Jennifer Aldington Emous
30 January 1933 – 27 November 2019
By Vivien Whelpton
Jennifer was Aldington’s niece – the daughter of Aldington’s younger brother Tony and his first wife, Moira Osborne. She and her brother Tim, born in 1936, were brought up by their mother and grandmother after their parents separated in 1941.
Jennifer’s childhood and subsequent development were deeply affected by the Second World War: in S.E. Kent schools were closed for the duration and she and her brother were taught at home by a retired schoolteacher. Fortunately, Jennifer’s love of literature – especially Shakespeare and the nineteenth century novelists – was encouraged. She was twelve years old when the war ended and her over-protective grandmother decided that she could continue to study at home.
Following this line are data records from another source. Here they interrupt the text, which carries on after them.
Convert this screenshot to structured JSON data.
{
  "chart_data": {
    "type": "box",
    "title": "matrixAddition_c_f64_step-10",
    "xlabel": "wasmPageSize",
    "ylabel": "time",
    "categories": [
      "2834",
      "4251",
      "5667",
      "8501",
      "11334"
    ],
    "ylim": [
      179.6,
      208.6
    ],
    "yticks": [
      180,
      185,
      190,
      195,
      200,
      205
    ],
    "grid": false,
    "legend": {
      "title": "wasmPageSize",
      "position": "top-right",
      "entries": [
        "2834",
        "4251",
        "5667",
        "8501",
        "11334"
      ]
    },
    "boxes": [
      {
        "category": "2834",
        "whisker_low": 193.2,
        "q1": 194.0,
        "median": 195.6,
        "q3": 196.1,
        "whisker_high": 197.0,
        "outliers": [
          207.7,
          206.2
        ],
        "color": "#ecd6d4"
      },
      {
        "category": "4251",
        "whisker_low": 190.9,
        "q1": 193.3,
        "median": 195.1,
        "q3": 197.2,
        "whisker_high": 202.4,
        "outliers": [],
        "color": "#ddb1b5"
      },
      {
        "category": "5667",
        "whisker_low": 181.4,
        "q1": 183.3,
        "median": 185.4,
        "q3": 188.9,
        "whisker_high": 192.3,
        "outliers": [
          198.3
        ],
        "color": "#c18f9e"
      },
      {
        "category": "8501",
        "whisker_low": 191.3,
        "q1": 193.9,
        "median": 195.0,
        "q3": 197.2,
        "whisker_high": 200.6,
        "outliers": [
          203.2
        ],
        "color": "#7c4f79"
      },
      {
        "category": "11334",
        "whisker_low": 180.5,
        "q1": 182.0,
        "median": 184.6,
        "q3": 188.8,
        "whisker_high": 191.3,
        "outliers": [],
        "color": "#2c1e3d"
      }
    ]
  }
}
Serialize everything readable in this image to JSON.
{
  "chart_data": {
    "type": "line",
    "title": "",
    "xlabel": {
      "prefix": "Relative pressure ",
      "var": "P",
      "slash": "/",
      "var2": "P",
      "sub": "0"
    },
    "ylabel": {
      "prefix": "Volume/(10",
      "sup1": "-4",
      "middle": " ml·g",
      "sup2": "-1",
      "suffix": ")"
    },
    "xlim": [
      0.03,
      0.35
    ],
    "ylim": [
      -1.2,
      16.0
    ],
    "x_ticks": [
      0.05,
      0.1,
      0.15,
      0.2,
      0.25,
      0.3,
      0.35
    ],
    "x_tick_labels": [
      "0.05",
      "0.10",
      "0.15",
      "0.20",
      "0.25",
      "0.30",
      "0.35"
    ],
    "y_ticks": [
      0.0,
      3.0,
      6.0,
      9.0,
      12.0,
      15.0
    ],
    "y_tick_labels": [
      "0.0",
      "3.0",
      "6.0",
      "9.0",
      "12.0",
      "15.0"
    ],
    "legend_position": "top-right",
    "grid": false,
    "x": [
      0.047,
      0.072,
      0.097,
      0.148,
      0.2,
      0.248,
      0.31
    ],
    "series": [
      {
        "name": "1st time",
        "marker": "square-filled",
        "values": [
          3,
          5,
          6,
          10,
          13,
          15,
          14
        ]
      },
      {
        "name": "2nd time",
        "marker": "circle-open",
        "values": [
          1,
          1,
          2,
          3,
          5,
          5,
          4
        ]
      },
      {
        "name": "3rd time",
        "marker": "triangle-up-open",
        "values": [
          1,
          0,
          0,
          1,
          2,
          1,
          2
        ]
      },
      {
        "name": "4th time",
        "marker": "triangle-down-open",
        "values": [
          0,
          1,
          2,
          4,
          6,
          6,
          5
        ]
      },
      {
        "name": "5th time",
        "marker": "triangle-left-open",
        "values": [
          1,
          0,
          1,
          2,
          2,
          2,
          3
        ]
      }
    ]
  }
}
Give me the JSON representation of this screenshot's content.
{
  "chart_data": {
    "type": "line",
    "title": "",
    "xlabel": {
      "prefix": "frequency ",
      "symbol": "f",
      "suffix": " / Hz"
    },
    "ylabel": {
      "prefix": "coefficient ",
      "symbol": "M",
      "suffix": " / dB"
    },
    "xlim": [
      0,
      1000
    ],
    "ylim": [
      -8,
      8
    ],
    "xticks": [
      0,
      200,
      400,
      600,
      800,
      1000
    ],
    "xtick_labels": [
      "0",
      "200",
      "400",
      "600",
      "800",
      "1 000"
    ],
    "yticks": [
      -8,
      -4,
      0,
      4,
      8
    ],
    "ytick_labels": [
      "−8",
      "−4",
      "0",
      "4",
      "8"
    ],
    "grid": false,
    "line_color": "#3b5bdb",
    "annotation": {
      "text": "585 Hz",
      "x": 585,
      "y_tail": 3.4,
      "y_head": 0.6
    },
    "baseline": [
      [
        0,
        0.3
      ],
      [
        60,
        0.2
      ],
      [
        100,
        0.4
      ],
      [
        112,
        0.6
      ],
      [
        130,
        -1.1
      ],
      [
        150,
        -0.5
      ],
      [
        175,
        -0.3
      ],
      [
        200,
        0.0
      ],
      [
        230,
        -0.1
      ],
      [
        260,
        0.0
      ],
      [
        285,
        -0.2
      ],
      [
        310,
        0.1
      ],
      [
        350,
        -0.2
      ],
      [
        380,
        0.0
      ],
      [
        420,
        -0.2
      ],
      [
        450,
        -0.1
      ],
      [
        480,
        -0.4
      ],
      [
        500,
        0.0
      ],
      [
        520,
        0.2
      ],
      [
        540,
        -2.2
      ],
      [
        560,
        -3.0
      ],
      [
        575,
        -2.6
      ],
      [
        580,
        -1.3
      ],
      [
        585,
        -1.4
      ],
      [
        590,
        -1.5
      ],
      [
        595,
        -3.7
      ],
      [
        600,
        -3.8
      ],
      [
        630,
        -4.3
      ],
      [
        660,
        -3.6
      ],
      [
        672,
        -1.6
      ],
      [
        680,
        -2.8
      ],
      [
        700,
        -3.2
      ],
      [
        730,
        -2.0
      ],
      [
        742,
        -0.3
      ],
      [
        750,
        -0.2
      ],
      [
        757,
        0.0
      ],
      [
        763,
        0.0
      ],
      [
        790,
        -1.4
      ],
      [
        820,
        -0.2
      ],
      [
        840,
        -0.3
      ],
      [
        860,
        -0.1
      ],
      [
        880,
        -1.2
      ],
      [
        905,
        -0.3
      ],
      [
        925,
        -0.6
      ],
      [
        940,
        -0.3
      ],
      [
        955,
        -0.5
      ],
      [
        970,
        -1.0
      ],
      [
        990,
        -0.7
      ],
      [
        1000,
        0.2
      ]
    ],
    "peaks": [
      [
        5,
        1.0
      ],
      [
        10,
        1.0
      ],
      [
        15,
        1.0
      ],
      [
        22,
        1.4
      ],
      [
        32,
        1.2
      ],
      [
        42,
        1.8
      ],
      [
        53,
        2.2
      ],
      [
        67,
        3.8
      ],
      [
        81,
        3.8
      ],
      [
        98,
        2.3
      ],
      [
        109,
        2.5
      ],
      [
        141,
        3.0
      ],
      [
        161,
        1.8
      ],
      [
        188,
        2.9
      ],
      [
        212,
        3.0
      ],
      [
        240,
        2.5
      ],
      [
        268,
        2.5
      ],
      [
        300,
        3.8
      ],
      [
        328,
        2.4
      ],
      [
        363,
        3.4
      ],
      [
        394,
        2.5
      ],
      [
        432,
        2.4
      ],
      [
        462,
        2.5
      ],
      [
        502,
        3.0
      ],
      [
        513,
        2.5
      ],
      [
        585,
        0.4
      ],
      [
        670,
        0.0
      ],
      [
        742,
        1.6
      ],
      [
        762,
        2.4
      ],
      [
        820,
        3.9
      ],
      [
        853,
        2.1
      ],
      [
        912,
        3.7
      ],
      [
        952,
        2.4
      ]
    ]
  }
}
She had many talents, apart from being an avid reader, including for drawing and painting – she did attend art school for a short while – and also for singing and for writing, but was never given the opportunity to exploit these. She loved riding and had her own horse for a while until it became too expensive to keep it; but her love of animals did lead her into breeding Yorkshire terriers and poodles. Much of her life as a young adult was taken up with caring for her grandmother and her mother. She married in 1966 and her daughter, Francesca, was born three years later. Subsequently Jennifer had an important role in helping Francesca to combine a career with bringing up her own two daughters, Saskia and Anushka, now in their early twenties.
As Tony Aldington acted as his brother’s solicitor and legal adviser, Aldington was in regular touch with him and his second family after moving back to France in 1946, but Jennifer started to write to her uncle in September 1954. His initial response was, rather unsurprisingly: ‘I have always thought that relatives and so on were people better to let alone; your letter changed my ideas on the subject.’ He told her: ‘I am an old codger now, and not very amusing, except when I get cross and slang people in print.’ (This was, of course only a few months before the publication of ‘Lawrence of Arabia: A Biographical Inquiry’.) However, she was not put off and they continued to correspond. In September 1961 Moira, Jennifer and Tim (newly returned from three years’ service as an agricultural field officer in Tanganyika) visited Aldington at Sury, an enjoyable time for them all, during which he took them to see the abbey at Vézelay and out for a restaurant meal; but their visit was curtailed after a week because he and Catha had been summoned to Zurich by Bryher to see the dying H.D.
Jennifer remained an admirer of Aldington for the rest of her life and was a member of the NCLS. I was fortunate to be introduced to her in 2011 by her cousin Jane Conway, author of ‘Mary Borden: A Woman of Two Wars’. On my visits to see her in Deal in Kent, sometimes with Jane, sometimes with my husband, she shared her letters from Aldington with me and spoke of him with great affection, remarking on his generosity and good humour. Despite being crippled with arthritis, suffering from increasingly poor eyesight (a particularly tragic blow as it prevented her from reading) and in constant pain, she was welcoming and full of spirit, and her memories of her remarkable family were always entertaining. Her tales of May Aldington were fascinating and helped me understand Aldington’s fraught relationship with his mother, while her memories of his sisters, her aunts Marjorie and Patty, were poignant ones.
Until the distance became too much for her, we would meet at ‘The Black Douglas’, Jennifer’s favourite café on the seafront at Deal, where she was well known and loved. I last saw her at the end of August last year, when she and Jane and I went down to the beach to a café where Anushka worked. Knowing that I was vegan, Jennifer had thoughtfully purchased a vegan pasty for me the day before and brought it with her in the basket of her mobility scooter.
In early October, Jennifer was suffering from heart problems and contracted pneumonia. She was taken into hospital and, although discharged temporarily after a few weeks, she was soon taken ill again and returned to hospital where she died on 27 November. The Church of St Thomas of Canterbury in Deal was full of friends and family for her requiem mass on 20 December.
Jennifer is survived by her brother, her daughter and her two granddaughters. Much of the information I have about her early life was kindly given to me by Tim Aldington.